To ensure that webhooks cannot be used maliciously to expose either data about your contracts or your internal network, the following validation rules are applied to webhooks via the Pact Broker webhook whitelist configuration settings .

  • Scheme: Must be included in the webhook_scheme_whitelist, which by default only includes https. You can change this to include http if absolutely necessary, however, keep in mind that the body of any http traffic is visible to the network. You can load a self signed certificate into the Pact Broker to be used for https connections using script/insert-self-signed-certificate-from-url.rb in the Pact Broker Github repository.

  • HTTP method: Must be included in the webhook_http_method_whitelist, which by default only includes POST. It is highly recommended that only POST requests are allowed to ensure that webhooks cannot be used to retrieve sensitive information from hosts within the same network.

  • Host: If the webhook_host_whitelist contains any entries, the host must match one or more of the entries. By default, it is empty. For security purposes, if the host whitelist is empty, the response details will not be logged to the UI (though they can be seen in the application logs at debug level).

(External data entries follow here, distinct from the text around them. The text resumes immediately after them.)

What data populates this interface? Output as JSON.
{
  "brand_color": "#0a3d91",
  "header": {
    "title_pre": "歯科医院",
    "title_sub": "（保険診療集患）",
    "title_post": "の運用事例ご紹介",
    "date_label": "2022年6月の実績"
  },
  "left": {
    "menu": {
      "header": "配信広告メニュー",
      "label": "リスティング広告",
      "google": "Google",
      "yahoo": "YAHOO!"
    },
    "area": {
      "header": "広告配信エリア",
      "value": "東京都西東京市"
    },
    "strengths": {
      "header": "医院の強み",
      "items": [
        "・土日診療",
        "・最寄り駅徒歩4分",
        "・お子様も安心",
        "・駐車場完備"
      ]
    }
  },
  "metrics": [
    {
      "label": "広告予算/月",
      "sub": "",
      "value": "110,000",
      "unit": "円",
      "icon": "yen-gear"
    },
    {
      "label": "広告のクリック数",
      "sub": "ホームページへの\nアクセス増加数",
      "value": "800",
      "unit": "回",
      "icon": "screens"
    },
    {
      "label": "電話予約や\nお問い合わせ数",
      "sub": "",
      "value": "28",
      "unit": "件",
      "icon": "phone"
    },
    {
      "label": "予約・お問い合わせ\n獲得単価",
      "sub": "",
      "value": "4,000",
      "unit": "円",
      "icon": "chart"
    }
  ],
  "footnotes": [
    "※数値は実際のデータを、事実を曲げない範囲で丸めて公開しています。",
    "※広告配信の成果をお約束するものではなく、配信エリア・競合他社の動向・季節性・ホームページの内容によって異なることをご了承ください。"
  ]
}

    The host whitelist may contain hostnames (eg "github.com"), domains beginning with * (eg. "*.foo.com"), IPs (eg "192.0.345.4"), network ranges (eg "10.0.0.0/8") or regular expressions (eg /.*\.foo\.com$/). Note that IPs are not resolved, so if you specify an IP range, you need to use the IP in the webhook URL. If you wish to allow webhooks to any host (not recommended!), you can set webhook_host_whitelist to [/.*/]. Beware of any sensitive endpoints that may be exposed within the same network.

    The recommended set of values to start with are:

    • your CI server's hostname (for triggering builds)
    • your company chat (eg. Slack, for publishing notifications)
    • your code repository (eg. Github, for sending commit statuses)

    Alternatively, you could use a domain beginning with a * to limit requests to your company's domain.

    Note that the hostname/domain matching follows that used for SSL certificate hostnames, so *.foo.com will match a.foo.com but not a.b.foo.com. If you need more flexible matching because you have domains with variable "parts" (eg a.b.foo.com), you can use a regular expression (eg /.*\.foo\.com$/ - don't forget the end of string anchor). You can test Ruby regular expressions at rubular.com.